If there's anyone you can trust to call out bullsh*t on Twitter, it's J.K. Rowling. In her most recent act of perfection, J.K. Rowling clapped back on Twitter at a mansplainer who felt the need to explain what a book is to an author. Yes, you read that right. A woman who wrote a book was mansplained about what a book is. Someone hold my poodle, I'm about to lose it. This woman was just trying be excited and proud about her book like she has every right to be, and a guy just had to come in to try and ruin it with some textbook mansplaining. Twitter user/author Laura Kalbag tweeted,

If you missed it: I've written a book! It's coming out very soon, sign up to get it first

To which Twitter user Erik Spikermann replied, completely unprompted,

Actually, you wrote a text. It took a few other people & skills to make that into a book.

That "actually." I can't. I don't think my eyes can roll farther back in my head. Twitter user Laura Reich quoted the tweet and said what all of us ladies are thinking:

this tweet is such a breathtakingly perfect textbook ACTUALLY that I'm almost impressed

Honestly, same. I am impressed by how clearly I could hear that "actually" in my head. In case you didn't know, mansplaining is when men try to explain things to women that they apparently think we don't already understand. These explanations usually come in a condescending tone (although this isn't always the case, mansplaining can be sneaky), and it makes women feel as if their credibility is being questioned based on the sole fact that they are women. This is made worse on the internet and happens a lot on Twitter.

Case in point: A woman tweets about a book she wrote, and a man she probably doesn't know tells her she didn't actually write a book. (She did.) But never fear, J.K. Rowling came in to save the day like the hero she is. Rowling tweeted at Kalbag and said,

Congratulations on writing your first book, Laura. Other people edited, copyedited, proofread, printed and bound it. You wrote. Be proud x

Yes, J.K.! You uplift that woman! Spikermann and Reich were also in the chain, so they no doubt saw Rowling's tweet. Kalbag responded, "Thank you, that really means a lot." If J.K. Rowling ever tweeted at me, I think (read: I know) I would faint. So props to Kalbag for keeping her cool (on Twitter, at least). Kalbag's book is called Accessibility for Everyone, and according to Kalbag's website, it's all about making the internet user-friendly for as many people as possible. The description of the book on her website says,

In case you've not heard of web accessibility (you wouldn't be the first!), web accessibility is the degree to which a website is usable by as many people as possible. A lot of material around accessibility focus on making websites usable by people with different types of disabilities and impairments, but designing inclusively for a wide range of needs will generally make websites more usable for everyone. There is a huge wealth of information about accessibility from accessibility experts on the web. But where do you start? This is why I wrote Accessibility For Everyone. I want to help you learn the foundations of accessibility, and point you in the direction of the accessibility experts I learn from so we can keep making the web better.

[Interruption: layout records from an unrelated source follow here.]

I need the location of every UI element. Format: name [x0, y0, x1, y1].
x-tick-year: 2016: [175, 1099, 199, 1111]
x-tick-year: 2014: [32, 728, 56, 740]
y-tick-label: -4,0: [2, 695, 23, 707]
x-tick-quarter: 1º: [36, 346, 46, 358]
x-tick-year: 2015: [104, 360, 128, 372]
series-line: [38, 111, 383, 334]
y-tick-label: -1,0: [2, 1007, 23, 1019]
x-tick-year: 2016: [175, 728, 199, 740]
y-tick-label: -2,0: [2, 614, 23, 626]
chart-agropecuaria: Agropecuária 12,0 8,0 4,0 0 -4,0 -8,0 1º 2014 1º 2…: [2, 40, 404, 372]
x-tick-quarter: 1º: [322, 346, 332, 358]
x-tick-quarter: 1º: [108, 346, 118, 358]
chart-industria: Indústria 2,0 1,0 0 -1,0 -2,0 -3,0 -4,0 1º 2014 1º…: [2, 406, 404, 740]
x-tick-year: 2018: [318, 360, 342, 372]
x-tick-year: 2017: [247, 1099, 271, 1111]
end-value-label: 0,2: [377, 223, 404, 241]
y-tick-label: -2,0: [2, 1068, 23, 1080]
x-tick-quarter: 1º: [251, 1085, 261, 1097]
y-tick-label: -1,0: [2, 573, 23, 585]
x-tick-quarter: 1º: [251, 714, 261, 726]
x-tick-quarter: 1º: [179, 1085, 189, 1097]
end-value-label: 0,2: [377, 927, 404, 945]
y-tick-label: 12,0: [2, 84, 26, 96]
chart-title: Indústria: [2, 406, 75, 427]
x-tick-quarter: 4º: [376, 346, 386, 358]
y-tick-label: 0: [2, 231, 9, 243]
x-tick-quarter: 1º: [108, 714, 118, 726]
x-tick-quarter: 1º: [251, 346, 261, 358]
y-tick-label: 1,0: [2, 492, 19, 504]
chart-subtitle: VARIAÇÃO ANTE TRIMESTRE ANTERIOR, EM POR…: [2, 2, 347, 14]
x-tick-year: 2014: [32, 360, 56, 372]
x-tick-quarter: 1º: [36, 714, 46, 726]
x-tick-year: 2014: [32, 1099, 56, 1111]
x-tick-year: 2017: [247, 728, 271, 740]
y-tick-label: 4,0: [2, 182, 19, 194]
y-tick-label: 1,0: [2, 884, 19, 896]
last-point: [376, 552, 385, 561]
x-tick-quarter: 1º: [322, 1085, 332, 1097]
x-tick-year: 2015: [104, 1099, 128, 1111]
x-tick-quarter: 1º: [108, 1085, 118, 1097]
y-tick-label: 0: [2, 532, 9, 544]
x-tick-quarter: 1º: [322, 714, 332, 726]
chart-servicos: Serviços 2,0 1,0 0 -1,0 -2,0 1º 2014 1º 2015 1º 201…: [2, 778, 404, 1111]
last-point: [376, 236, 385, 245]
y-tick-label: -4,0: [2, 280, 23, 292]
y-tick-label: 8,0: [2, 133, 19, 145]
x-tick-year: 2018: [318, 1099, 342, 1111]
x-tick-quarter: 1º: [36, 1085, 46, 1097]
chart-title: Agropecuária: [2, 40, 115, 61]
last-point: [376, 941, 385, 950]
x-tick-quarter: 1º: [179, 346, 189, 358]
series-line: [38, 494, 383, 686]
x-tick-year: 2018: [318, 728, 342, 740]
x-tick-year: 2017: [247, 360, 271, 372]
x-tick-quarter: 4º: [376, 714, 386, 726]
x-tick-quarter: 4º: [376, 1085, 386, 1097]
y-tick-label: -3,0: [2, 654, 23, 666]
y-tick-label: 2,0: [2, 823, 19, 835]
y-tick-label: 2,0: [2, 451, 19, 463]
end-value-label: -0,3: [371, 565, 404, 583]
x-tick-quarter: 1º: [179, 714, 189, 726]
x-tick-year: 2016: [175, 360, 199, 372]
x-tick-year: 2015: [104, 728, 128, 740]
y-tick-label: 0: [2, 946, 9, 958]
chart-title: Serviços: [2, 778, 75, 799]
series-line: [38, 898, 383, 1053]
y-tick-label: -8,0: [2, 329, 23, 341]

It sounds like a wonderful and very timely book. Spiekermann is apparently a well-known German typographer, so that would explain why he had an interest in Kalbag's tweet, as his trade is to be involved in every step of the book-making process, according to his Twitter. But even with that context, it wasn't necessary to rain of the first-time author's parade by getting picky over the tiny details. At the end of the day, the work the copyeditors, proofreaders, and anyone else who worked on the book did wouldn't have been able to do their jobs had it not been for Kalbag's "text." Other people called out the mansplainer for his tweet, and it's (kind of) restoring my faith in the world. But Spiekermann really didn't seem to get it.

Spiekermann responded to the backlash in a tweet that said,

Ok, everybody, I wrote a bad tweet with a bad choice of words at the wrong time. Will never do click 'send' so quickly again. Sorry, Laura!